Woke up at 6:30 to dark skies, and rain hanging in the northeast, but it’s apparently moving that direction, leaving us behind. We had generous rain yesterday, though, so no whining here. There’s a crew on the corner across from us, taking out a large, very dead tree, one we’ve said for the past couple of years was “going to have to go.” Progress, I love it.

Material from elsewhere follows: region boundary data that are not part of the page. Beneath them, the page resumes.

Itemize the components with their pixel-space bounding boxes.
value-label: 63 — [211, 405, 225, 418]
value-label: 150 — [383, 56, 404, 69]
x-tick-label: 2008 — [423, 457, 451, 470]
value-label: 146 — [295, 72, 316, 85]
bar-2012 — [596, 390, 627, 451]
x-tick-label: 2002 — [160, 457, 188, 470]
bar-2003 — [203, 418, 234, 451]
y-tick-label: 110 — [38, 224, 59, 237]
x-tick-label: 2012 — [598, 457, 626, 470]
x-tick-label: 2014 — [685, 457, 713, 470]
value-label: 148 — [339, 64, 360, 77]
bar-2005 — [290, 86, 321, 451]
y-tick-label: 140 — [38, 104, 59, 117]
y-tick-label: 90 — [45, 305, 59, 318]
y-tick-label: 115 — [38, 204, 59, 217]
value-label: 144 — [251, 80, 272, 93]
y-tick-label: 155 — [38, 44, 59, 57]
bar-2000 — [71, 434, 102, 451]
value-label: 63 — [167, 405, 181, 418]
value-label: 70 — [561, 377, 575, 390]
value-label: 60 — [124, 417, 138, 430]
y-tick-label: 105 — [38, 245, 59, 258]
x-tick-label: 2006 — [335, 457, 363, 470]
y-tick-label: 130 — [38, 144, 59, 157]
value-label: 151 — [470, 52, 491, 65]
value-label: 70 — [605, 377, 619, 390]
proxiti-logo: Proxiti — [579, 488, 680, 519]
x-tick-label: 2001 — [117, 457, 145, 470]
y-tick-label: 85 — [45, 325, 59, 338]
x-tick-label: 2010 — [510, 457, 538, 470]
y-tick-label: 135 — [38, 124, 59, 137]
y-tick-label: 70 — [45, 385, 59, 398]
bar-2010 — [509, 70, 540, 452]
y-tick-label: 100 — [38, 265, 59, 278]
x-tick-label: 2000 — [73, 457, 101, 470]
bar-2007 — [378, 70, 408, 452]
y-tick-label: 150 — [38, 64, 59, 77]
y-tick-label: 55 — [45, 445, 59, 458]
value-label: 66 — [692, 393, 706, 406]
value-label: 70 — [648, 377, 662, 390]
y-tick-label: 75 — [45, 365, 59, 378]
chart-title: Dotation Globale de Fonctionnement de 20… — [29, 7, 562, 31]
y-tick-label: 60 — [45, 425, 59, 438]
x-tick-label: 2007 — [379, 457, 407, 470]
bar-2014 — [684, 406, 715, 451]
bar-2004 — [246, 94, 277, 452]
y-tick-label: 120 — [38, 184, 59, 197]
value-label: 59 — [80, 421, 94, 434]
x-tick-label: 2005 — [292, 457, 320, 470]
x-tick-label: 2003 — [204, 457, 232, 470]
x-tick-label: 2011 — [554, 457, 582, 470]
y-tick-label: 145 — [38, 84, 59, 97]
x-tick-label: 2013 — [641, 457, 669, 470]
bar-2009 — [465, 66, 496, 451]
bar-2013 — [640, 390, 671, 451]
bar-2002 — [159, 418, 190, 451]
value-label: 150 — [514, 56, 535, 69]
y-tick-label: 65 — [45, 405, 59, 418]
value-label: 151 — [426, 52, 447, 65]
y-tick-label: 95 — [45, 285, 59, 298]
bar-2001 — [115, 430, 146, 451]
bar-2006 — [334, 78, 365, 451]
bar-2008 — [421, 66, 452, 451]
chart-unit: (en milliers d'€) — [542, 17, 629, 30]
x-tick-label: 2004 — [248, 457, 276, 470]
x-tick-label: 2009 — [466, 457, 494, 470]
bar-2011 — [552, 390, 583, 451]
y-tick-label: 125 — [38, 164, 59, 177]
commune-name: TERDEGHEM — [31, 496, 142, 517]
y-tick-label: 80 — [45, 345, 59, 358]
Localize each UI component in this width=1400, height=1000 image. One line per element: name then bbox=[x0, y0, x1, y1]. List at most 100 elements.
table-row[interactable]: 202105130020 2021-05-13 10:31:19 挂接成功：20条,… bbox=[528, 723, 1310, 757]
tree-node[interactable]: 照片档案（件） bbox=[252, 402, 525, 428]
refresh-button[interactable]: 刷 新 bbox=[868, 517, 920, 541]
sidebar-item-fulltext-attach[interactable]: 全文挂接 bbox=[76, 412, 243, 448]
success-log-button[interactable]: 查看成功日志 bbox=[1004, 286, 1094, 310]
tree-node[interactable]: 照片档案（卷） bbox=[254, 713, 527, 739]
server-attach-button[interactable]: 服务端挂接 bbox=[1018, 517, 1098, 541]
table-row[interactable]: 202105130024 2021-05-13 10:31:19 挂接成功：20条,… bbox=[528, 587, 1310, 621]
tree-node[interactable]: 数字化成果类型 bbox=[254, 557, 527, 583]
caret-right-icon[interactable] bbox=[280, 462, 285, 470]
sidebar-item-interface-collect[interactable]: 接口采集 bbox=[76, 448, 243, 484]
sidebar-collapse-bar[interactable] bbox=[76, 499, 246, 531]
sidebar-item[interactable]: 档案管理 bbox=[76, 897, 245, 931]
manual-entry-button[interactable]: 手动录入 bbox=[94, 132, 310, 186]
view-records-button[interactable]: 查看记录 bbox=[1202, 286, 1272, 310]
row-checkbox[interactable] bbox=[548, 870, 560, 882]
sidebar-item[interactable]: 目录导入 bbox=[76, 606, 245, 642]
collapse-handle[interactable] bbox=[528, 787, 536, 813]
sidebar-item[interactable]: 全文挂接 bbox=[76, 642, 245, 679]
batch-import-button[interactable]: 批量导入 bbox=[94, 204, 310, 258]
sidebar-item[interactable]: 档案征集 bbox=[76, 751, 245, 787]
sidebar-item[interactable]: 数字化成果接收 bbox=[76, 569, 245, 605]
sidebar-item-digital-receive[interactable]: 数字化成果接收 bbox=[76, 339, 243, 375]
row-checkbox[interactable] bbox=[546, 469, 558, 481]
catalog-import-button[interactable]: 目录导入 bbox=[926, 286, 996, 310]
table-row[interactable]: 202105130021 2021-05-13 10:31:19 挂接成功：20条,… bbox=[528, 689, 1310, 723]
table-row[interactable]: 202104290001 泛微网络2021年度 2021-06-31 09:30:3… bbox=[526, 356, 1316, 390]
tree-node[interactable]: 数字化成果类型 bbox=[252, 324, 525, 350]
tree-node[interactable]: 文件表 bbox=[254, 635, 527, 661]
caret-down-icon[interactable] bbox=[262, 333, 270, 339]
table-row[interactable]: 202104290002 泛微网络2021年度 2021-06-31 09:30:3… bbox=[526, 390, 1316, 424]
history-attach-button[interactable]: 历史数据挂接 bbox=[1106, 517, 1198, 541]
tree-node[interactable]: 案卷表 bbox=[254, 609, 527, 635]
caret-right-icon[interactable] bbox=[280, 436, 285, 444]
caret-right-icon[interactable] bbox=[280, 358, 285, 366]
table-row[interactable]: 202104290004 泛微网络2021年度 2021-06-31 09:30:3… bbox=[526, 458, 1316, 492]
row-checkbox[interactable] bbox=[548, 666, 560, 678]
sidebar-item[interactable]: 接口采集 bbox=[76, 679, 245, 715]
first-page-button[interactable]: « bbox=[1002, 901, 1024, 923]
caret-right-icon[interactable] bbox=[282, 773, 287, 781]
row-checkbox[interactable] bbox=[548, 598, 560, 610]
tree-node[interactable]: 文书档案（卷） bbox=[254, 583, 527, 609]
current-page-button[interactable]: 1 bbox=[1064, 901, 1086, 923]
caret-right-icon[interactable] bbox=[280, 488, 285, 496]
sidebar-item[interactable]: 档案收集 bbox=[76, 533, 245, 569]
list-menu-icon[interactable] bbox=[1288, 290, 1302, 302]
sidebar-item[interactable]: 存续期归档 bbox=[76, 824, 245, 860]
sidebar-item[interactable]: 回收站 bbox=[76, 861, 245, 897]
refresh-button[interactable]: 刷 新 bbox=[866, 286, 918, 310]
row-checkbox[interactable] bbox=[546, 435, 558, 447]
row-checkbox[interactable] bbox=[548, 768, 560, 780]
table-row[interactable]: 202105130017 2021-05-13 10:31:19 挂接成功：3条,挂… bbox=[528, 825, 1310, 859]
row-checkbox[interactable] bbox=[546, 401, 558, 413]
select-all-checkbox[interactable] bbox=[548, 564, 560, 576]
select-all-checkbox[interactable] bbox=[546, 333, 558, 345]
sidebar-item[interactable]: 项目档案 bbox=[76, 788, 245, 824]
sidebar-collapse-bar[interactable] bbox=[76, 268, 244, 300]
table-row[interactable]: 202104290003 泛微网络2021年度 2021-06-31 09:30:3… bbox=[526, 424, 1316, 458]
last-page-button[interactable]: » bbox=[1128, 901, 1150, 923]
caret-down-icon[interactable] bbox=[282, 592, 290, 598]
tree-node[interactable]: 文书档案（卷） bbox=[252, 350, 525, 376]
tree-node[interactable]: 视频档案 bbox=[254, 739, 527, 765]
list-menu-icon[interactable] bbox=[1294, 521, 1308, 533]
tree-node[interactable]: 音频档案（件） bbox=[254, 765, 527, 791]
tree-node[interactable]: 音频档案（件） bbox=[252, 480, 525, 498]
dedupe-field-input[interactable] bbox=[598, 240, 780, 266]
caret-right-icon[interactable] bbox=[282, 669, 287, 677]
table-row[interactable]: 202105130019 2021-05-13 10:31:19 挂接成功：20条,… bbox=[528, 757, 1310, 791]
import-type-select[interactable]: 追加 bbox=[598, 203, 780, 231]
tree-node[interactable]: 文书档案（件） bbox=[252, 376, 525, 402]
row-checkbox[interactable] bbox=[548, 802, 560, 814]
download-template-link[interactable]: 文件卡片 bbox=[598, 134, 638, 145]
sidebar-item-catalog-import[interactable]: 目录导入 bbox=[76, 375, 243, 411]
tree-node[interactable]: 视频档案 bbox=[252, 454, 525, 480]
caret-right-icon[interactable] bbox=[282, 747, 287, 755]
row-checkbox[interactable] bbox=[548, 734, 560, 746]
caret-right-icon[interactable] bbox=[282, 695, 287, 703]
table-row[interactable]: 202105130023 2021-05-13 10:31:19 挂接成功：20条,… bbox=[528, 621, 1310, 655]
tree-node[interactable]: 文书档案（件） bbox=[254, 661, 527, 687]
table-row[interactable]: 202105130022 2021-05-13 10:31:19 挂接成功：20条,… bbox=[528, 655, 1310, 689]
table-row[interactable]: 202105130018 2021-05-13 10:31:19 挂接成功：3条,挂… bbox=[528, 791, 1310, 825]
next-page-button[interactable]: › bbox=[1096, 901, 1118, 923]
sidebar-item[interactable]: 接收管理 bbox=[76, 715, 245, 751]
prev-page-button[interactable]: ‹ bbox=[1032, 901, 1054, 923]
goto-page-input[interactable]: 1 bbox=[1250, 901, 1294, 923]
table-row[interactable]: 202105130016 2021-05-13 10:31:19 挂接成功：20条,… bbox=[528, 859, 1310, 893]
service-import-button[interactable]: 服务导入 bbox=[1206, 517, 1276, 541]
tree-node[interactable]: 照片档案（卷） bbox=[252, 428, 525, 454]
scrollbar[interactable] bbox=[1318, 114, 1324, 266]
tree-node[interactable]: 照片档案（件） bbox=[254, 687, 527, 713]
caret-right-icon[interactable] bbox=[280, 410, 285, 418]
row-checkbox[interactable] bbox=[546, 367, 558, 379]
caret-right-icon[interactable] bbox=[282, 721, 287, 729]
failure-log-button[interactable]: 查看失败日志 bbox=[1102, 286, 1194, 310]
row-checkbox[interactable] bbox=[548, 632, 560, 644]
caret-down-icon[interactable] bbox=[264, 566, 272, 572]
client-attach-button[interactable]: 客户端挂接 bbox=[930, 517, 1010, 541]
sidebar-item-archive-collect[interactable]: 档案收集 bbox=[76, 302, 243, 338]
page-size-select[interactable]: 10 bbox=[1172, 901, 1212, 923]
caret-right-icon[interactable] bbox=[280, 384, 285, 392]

Over the past hour, reading news online, I’ve learned a couple of things, first being that the Supremes are still cooking up shenanigans. According to their pending edict, the freedom to conceal weaponry on one’s person is entirely too precious to be entrusted to the States, those silly entities they never mess with except as a last resort to get what they want. The issue of women’s right to our own bodies, however, is piddling enough for those same States to deal with as each region and subculture might deem fit. Roe v Wade is over. Not a good look for The Bench… the power of the gun tops the right of women to exist equally… but they’re so far past caring about public perception, truth, integrity, and justice, we can dispense with thinking they’ll rescue anything or anyone but themselves. So there’s that.

But wait! There’s MORE!!

***

And next come all the dominoes we’ve said would fall once the dam broke…

It’s a sin to say you love someone and vote for people who will hurt them.

***

This is all distressing beyond words, which brings me to the question forming in my head since I woke up… to wit: How are your connections with people who hold polar-opposite views on life? Are those connections surviving? What’s your secret? But here’s my real honest question… when heinous things are perpetrated by government people from the polar-opposite side, do you automatically feel a spark of anger against the people who voted them into office? Does your psyche register a pinch of betrayal every time? Is there a feeling of “This is personal”? Has your willingness to trust taken any hits in the past few years? Just wondering…

And now there’s a curtain of rain hanging in the forest that is East Lawrence, the neighborhood is taking on a soft glow because the sun’s still up there somewhere, and it’s a beautiful world. Life really is all about patience, from one moment to the next.

Soooo… weekend’s here, I say we get this party started!!